A NER and entity-linking pipeline that identifies references to books and articles in college course syllabi. This is similar to traditional citation-extraction projects that match structured bibliographic strings (eg, in scientific papers); but with syllabi, we have to account for a large amount of fuzziness and inconsistency, since syllabi are messy documents with essentially no standardization in terms of how texts are referenced.

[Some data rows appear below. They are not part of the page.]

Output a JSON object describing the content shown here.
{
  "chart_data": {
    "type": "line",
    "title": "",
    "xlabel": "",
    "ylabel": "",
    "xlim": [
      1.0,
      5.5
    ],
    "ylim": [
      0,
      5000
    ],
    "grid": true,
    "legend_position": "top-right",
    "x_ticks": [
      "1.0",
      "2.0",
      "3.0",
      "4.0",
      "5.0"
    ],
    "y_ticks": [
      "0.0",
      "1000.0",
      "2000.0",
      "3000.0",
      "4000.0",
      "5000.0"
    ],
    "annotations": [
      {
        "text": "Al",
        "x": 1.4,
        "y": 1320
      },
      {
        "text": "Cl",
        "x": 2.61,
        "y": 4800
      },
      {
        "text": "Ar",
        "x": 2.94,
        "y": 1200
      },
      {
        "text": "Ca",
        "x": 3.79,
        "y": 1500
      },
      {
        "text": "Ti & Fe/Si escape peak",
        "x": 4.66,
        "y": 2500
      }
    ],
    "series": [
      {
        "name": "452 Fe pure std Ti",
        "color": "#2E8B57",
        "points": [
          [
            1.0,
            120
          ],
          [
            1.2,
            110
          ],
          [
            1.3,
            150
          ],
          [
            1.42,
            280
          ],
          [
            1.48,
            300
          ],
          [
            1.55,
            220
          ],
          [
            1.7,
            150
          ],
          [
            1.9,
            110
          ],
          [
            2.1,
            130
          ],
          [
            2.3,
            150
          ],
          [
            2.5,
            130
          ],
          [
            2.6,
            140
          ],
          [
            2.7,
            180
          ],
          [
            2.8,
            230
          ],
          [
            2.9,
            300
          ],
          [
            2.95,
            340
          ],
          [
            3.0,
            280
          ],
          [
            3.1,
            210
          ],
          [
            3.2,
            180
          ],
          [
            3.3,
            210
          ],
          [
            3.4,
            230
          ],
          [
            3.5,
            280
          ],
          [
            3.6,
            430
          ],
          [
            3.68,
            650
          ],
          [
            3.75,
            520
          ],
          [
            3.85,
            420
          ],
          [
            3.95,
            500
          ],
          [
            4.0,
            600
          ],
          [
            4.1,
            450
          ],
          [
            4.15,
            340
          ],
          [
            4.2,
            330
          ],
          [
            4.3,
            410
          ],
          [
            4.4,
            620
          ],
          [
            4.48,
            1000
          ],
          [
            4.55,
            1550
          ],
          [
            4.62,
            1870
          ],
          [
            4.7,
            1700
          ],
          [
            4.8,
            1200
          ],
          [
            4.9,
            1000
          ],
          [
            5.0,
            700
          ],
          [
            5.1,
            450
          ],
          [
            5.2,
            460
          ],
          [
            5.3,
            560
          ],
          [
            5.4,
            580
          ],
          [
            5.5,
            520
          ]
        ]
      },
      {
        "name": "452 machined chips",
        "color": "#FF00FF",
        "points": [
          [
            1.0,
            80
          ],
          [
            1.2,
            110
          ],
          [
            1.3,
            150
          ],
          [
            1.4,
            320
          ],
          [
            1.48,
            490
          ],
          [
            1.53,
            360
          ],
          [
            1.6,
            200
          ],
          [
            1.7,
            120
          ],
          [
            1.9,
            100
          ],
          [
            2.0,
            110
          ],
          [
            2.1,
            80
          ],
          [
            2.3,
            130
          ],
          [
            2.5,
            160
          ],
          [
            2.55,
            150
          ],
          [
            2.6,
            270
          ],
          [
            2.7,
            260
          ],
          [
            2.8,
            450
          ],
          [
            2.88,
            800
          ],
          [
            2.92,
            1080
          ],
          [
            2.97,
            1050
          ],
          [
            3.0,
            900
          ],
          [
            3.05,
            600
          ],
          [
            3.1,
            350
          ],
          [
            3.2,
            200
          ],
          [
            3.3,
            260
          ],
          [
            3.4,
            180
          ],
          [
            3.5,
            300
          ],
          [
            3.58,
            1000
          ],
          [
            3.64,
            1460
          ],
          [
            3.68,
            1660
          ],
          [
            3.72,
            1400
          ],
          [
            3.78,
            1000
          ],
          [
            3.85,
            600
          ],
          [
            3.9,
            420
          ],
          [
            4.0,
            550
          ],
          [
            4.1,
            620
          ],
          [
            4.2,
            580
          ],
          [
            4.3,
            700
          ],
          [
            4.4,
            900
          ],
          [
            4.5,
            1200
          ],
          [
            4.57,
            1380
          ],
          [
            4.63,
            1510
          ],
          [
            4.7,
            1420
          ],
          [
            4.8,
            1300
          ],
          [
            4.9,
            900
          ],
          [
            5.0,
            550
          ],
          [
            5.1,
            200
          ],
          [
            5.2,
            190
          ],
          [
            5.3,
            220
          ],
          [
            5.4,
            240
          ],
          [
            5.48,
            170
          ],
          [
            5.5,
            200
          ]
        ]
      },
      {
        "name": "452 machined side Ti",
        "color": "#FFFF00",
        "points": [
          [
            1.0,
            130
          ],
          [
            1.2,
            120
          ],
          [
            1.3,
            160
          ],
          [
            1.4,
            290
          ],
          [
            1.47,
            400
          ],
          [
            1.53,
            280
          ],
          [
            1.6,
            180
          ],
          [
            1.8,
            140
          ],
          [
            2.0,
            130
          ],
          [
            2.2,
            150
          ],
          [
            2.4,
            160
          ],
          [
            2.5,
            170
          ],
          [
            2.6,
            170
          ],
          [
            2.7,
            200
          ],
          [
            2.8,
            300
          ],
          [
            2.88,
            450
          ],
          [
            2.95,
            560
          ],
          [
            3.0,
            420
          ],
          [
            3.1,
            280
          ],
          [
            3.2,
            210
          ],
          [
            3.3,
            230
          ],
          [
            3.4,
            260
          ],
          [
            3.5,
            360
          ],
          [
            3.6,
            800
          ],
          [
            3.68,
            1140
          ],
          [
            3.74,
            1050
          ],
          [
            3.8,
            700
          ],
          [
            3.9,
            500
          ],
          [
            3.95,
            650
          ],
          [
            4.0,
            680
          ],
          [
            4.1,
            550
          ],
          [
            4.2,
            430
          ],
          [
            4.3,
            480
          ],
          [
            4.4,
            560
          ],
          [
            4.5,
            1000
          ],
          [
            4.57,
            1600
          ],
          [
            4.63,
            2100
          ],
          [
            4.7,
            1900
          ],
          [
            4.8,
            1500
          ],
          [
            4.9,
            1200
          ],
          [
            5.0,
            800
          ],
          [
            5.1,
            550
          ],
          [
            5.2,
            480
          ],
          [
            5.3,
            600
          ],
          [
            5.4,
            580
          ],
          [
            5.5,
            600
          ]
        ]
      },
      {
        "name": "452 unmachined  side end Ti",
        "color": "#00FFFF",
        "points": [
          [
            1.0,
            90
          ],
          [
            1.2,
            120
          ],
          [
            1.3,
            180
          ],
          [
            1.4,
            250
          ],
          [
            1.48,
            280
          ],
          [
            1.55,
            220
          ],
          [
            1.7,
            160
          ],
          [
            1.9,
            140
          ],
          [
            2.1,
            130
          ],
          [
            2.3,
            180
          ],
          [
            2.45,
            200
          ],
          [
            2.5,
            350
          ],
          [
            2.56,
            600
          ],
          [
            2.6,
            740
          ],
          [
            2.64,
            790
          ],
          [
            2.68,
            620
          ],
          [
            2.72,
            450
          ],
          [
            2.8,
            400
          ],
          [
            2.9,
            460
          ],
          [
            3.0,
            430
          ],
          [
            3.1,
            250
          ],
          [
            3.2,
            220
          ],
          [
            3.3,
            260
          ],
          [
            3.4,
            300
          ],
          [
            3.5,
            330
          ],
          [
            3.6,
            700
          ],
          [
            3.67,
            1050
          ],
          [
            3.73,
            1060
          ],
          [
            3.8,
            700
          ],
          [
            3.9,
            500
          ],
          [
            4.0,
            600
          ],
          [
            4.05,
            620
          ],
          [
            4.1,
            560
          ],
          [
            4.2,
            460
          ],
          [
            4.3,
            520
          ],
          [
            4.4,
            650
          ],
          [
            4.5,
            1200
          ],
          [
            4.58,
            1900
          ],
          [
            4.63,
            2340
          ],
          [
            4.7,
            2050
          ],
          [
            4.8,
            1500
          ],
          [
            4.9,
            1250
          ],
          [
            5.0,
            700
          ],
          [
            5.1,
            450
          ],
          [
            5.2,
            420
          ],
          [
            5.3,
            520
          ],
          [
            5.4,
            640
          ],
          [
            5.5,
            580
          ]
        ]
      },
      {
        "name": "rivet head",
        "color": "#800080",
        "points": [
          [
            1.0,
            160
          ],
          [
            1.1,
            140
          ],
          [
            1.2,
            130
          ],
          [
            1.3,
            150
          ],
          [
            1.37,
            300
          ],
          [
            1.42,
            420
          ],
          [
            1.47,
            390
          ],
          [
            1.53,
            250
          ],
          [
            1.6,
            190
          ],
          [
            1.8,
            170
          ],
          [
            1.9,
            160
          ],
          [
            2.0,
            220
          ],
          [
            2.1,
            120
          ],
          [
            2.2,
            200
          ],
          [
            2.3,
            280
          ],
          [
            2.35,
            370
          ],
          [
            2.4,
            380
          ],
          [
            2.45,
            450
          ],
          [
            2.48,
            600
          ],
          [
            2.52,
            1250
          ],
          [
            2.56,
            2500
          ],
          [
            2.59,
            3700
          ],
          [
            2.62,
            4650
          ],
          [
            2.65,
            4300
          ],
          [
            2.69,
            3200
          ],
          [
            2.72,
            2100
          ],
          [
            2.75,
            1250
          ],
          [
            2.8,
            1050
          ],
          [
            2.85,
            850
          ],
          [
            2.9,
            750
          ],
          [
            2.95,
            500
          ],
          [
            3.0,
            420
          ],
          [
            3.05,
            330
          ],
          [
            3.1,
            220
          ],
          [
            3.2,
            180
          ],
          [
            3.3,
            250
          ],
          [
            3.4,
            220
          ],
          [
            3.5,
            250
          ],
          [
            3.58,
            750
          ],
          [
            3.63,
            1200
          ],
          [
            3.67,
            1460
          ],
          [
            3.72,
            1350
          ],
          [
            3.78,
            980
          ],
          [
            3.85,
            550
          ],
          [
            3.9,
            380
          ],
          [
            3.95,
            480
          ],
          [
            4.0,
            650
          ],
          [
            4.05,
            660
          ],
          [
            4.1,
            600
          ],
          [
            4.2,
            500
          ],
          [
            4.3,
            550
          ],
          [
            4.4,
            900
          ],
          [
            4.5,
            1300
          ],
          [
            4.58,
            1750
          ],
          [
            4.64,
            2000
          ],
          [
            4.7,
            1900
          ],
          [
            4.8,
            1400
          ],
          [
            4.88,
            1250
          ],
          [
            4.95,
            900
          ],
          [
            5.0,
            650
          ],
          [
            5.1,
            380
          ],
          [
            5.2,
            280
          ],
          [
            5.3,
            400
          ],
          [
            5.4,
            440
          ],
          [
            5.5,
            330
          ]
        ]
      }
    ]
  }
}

We take a two-step approach – first, starting with a bibliographic database of ~65 million books and articles, we surface a set of candidate matches based on a raw keyword match of tokens from the title of the work and the author’s last name. (We index the title and author token sequences in a space-optimized trie, implemented in Rust, which makes it possible to match all possible references with a single linear scan through tokens in a document). This produces a large set of matches, places where the title and author of a text appear in close proximity in a document. In many cases, this is enough to identify a work — for example, if the tokens
attention is all you need and
vaswani appear in close proximity, then this is almost certainly a reference to the paper. The difficulty, though, is that large bibliographic databases will also contain a set of works (generally books) with short titles that consist of relatively frequent tokens, and where the author name is also somewhat common. Eg, the “Politics” by Aristotle — if politics and aristotle appear within ~10 tokens, then in might be a reference to the Politics; but it might also just be an incidental co-occurrence of the words in regular prose. These works produce millions of false-positive matches, when then need to be pruned.
To do this accurately, we need to incorporate contextual information from the document. We apply a validation model that extracts features from the document contexts before, between, and after the raw title and author keyword sequences, and predicts whether the match is a legitimate text reference. This is implemented in PyTorch (LSTMs over character and word embeddings) and trained on ~12k hand-labeled examples, and gets to ~90% accuracy.